Partners at last

The signs are encouraging. After several decades, it's finally happening. Maintenance is taking its rightful place as a true business partner in the industrial enterprise. I've come to this conclusion by what I've witnessed over the past few years.

By Staff March 1, 2001

The signs are encouraging. After several decades, it’s finally happening. Maintenance is taking its rightful place as a true business partner in the industrial enterprise. I’ve come to this conclusion by what I’ve witnessed over the past few years.

Check, for example, this issue’s focus panel on “Foundations for Maintenance Excellence.” Our panel members were universal in their opinions that maintenance had to be aligned with their plants’ business strategies.

Over the years, this alignment has been a problem from several standpoints. Most obvious was the maintenance department’s blind insistence that maintenance was important for its own sake, even though the business case for maintenance was poorly defined. Lacking any convincing business case, operations and financial people treated maintenance as a necessary evil with little relevance to productivity or profitability.

But all parties are beginning to understand that maintenance is not just a necessary cost of business, it’s an opportunity to reduce life-cycle costs, ensure capacity, and even provide a competitive edge. In short, it’s a partner in business improvement.

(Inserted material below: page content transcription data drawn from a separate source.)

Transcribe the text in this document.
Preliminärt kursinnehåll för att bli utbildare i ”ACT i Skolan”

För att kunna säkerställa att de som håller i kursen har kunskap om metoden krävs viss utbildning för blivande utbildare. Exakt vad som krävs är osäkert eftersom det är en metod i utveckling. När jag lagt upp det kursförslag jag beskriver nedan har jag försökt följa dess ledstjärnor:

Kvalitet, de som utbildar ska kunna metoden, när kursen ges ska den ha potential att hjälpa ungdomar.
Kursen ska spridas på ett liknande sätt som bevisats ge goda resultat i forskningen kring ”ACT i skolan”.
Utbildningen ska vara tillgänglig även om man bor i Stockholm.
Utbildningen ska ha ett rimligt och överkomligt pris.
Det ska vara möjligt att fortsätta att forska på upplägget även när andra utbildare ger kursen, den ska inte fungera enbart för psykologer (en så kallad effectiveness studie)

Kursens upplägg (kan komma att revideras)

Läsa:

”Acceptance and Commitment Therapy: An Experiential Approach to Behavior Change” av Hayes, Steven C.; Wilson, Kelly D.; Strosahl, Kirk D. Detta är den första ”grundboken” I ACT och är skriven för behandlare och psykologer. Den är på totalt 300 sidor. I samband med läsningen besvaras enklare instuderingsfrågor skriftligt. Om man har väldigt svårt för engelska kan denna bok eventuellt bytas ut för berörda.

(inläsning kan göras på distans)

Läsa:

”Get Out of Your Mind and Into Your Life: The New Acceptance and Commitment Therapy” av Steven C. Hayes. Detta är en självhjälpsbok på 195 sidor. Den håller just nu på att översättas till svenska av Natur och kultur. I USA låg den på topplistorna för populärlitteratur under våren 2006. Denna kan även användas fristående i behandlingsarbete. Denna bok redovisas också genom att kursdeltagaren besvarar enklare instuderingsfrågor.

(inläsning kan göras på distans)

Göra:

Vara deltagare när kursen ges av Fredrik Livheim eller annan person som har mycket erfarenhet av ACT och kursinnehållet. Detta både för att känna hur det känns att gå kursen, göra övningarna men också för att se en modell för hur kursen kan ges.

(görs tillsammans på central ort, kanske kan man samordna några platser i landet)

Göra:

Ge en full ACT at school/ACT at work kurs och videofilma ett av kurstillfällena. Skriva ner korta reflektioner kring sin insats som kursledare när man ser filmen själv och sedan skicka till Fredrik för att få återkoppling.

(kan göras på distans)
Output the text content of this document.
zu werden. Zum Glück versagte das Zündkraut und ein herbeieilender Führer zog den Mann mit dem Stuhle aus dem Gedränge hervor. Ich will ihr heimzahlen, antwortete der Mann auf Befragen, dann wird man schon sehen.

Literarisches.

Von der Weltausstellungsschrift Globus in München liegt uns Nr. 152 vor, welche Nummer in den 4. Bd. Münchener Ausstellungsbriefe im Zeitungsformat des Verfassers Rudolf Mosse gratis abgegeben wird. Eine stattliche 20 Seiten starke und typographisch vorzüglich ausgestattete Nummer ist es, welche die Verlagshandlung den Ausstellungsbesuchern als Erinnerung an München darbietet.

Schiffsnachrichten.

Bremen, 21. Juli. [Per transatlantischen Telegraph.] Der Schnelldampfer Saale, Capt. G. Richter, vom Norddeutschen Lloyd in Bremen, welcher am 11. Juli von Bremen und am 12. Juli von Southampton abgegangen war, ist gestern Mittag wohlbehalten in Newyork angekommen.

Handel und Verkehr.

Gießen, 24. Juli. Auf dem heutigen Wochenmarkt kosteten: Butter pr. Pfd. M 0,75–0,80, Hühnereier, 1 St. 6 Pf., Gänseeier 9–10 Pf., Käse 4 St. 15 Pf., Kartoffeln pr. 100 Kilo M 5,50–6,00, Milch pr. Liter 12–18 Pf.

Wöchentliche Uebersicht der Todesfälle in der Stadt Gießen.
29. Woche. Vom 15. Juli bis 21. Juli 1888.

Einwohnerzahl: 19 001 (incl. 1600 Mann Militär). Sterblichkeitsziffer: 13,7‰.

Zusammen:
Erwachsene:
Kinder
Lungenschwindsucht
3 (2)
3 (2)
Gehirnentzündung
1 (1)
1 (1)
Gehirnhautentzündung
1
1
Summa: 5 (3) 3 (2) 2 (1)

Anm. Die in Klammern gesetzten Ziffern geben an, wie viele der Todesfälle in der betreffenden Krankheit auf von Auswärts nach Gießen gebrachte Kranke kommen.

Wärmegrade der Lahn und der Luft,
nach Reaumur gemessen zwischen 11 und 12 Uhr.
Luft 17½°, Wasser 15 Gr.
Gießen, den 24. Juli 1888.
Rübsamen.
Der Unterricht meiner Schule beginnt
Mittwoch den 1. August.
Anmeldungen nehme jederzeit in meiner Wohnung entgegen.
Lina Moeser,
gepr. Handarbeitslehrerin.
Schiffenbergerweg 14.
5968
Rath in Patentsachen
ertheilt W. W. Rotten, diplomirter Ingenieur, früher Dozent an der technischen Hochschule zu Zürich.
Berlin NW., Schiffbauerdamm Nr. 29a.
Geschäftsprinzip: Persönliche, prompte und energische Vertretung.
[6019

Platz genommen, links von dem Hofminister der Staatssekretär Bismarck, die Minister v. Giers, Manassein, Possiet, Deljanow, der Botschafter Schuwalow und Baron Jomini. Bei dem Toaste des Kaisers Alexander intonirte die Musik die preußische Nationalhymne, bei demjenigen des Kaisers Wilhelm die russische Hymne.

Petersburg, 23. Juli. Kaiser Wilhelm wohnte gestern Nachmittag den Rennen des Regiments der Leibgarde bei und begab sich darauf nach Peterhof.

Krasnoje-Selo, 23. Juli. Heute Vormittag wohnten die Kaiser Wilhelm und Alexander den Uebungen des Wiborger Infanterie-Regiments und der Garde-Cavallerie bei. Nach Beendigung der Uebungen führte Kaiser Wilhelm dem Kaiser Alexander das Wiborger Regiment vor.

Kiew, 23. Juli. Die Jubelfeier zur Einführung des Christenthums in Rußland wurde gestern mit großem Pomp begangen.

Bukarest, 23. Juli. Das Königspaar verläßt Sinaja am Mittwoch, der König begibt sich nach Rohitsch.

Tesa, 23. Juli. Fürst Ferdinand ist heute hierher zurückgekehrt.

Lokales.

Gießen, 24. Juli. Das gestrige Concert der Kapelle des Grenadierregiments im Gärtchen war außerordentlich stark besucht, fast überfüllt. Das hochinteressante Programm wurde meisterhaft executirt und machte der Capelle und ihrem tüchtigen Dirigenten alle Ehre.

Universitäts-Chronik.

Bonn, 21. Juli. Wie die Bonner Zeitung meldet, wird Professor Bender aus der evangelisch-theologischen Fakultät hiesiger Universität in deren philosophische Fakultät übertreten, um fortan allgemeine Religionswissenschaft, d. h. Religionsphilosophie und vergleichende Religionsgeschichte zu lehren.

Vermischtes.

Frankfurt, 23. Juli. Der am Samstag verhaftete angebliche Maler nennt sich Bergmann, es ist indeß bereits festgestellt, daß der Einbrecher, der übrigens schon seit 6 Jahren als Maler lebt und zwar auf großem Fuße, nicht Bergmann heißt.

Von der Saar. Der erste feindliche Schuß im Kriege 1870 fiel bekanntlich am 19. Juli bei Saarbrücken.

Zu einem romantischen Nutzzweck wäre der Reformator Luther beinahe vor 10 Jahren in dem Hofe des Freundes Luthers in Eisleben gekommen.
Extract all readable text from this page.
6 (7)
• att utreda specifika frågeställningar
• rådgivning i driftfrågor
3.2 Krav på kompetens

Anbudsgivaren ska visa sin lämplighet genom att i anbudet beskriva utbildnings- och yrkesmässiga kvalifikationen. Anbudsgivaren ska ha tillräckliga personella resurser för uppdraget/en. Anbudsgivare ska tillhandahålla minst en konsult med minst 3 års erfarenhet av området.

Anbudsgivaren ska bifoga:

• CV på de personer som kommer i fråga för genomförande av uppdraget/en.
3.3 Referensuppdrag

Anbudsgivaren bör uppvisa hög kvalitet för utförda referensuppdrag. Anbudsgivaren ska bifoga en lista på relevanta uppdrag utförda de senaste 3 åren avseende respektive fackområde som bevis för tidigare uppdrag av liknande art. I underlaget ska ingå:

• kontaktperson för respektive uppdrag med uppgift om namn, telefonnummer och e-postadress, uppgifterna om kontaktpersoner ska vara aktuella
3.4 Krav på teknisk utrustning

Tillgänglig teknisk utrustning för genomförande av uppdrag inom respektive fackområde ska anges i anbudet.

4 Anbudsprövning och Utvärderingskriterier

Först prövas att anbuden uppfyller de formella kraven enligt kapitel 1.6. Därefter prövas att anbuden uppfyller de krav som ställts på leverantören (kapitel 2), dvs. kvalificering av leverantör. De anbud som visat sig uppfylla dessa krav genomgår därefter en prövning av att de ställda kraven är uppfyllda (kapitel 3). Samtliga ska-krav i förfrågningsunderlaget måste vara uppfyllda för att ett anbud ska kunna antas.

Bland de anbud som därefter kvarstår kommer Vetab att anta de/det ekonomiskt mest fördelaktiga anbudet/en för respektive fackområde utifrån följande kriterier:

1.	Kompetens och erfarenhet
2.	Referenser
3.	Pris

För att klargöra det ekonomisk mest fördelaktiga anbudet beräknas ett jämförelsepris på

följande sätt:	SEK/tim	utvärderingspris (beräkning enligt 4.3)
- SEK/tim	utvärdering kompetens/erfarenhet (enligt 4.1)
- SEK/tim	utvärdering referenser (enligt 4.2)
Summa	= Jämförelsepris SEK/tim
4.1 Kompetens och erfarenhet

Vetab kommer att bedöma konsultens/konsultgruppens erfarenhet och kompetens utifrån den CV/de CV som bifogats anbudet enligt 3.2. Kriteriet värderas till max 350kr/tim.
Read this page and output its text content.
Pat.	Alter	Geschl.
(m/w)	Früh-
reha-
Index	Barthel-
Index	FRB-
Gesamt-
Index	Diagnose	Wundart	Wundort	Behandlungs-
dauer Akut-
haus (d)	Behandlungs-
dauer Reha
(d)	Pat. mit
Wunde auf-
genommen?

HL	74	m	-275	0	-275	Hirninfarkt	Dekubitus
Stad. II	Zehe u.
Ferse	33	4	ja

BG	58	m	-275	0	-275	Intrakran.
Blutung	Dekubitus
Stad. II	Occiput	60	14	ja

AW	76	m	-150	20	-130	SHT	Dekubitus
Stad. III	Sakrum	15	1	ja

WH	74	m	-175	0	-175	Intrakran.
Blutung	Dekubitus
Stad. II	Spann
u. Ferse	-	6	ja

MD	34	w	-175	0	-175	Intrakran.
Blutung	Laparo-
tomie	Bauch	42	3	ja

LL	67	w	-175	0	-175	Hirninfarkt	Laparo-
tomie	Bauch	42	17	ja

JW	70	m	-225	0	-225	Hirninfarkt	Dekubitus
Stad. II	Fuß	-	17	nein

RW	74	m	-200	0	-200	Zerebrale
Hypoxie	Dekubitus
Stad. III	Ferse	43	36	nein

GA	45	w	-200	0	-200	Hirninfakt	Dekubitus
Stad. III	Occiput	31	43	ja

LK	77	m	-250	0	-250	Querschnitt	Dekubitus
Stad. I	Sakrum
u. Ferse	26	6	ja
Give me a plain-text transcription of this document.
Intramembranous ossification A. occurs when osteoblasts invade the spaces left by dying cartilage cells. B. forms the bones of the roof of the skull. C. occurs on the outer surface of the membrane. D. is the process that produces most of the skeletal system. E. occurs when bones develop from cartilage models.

A strong indicator of the shift taking place is the repositioning going on in the industrial software business. A decade ago, software developers weren’t much interested in trying to integrate CMMS data with the other systems plants were using – like financial systems, MRP programs, and manufacturing automation. Now, that integration is at the top of their lists of features.

Large companies are finding it valuable to bring together their maintenance people from all their plants to share ideas and practices. These meetings are typically multiday proprietary technical conferences, complete with concurrent sessions, general sessions, and an occasional outside speaker.

Some plants these days will even send maintenance personnel to work with customers to help solve their machinery and production problems. Both parties gain from the shared experience and knowledge.

These are all good signs and good practices. The door is finally opening to the maintenance function as a full partner in optimizing the plant’s business.

So now there’s a new challenge to maintenance to make good on the opportunity and to expand it’s influence. The need for proven performance and excellence in maintenance has never been greater.